"Is someone meeting us?" I asked him as if this were all that had been on my mind during our hour in the air.
He looked at me for a long moment. His eyes were the color of bottled beer when light hit them a certain way. Then the shadow of deep preoccupations returned them to hazel flecked with gold, and when his thoughts were more than even he could bear, he simply looked away.
"I suppose we're returning to the Travel-Eze," I next asked as he collected his briefcase and unbuckled his seat belt before we had been signaled that we could. The flight attendant pretended not to notice, because Wesley sent out his own signals that made most people slightly afraid.
"You talked to Lucy a long time in Charlotte," he said.
"Yes." We rolled past a wind sock having a deflated day.
"Well?" His eyes filled with light again as he turned toward the sun.
"Well, she thinks she knows who's behind what's happened to her."

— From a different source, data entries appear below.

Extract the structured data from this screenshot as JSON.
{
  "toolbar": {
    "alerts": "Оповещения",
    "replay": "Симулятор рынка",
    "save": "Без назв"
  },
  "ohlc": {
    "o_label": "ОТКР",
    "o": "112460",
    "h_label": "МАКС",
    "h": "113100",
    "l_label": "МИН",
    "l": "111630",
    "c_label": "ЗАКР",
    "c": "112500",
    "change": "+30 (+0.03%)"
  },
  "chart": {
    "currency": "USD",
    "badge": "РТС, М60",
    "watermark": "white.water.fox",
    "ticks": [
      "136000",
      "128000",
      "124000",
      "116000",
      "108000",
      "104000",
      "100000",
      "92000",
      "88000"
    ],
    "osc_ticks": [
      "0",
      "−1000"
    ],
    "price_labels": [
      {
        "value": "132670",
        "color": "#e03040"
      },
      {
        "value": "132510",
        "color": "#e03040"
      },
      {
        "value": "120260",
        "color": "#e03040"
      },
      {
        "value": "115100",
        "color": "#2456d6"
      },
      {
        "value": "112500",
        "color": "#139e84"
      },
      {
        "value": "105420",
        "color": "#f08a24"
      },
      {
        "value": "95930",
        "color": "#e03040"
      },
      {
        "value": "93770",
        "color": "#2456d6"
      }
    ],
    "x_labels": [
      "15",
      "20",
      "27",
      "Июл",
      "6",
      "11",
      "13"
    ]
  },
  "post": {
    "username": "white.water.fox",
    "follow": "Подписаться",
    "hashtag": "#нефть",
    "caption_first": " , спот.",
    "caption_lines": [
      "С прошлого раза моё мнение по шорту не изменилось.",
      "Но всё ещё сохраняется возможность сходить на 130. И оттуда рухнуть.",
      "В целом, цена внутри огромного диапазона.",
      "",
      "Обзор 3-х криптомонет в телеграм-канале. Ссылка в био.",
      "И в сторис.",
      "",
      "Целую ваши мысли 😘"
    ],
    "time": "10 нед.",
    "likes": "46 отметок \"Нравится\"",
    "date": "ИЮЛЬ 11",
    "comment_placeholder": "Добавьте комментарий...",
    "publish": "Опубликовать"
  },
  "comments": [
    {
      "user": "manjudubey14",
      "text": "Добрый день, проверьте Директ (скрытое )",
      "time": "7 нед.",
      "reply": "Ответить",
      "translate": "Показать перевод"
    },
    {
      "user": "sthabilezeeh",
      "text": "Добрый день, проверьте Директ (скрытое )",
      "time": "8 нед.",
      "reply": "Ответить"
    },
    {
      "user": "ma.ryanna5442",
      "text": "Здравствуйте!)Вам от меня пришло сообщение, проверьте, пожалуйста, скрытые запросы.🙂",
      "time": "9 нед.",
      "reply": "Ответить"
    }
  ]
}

"What do you mean, who's behind it?" He frowned.
"I think the meaning's apparent," I said.
"It's not apparent only if you assume nobody is behind anything because Lucy is guilty."
"Her thumb was scanned at three in the morning, Kay."
"That much is clear."
"And what is also clear is that her thumb couldn't have been scanned without her thumb being physically present, without her hand, arm, and the rest of her being physically present at the time the computer says she was."
"I'm very aware of how it looks," I said. He put on sunglasses and we got up.
"And I'm reminding you of how it looks," he said in my ear as he followed me down the aisle. We could have moved out of the Travel-Eze for more luxurious quarters in Asheville. But where we stayed did not seem important to anyone by the time we met Marino at the Coach House restaurant, which was famous for reasons that were not exactly clear.
I got a peculiar feeling immediately when the Black Mountain officer who had collected us at the airport let us off in the restaurant parking lot and silently drove away. Marino's state-of-the-art Chevrolet was near the door, and he was inside alone at a corner table, facing the cash register, as everyone tries to do if he's ever been touched by the law. He did not get up when we walked in, but watched us dispassionately as he stirred a tall glass of iced tea. I had the uncanny sensation that he, the Marino I had worked with for years, the well-meaning, street-smart hater of potentates and protocol, was granting us an audience. Wesley's cool caution told me that he knew something was very off center, too. For one thing, Marino had on a dark suit that clearly was new.
"Pete," Wesley said, taking a chair.
"Hello," I said, taking another chair.
"They got really good chicken fried steak here," Marino said, not looking at either of us.
"They got chef salads, if you don't want nothing that heavy," he added, apparently for my benefit. The waitress was pouring water, handing out menus, and rattling off specials before anyone had a chance to say another word. By the time she went on her way with our apathetic orders, the tension at our table was almost unbearable.
"We have quite a lot of forensic information that I think you'll find interesting," Wesley began.
"But first, why don't you fill us in?" Marino, who looked the unhappiest I'd ever seen him, reached for his iced tea and then set it back down without taking a sip. He patted his pocket for his cigarettes before picking them up from the table. He did not talk until he was smoking, and it frightened me that he would not give us his eyes. He was so distant it was as if we had never known him, and whenever I had seen this in the past with someone I had worked with, I knew what it meant. Marino was in trouble. He had slammed shut the windows leading into his soul because he did not want us to see what was there.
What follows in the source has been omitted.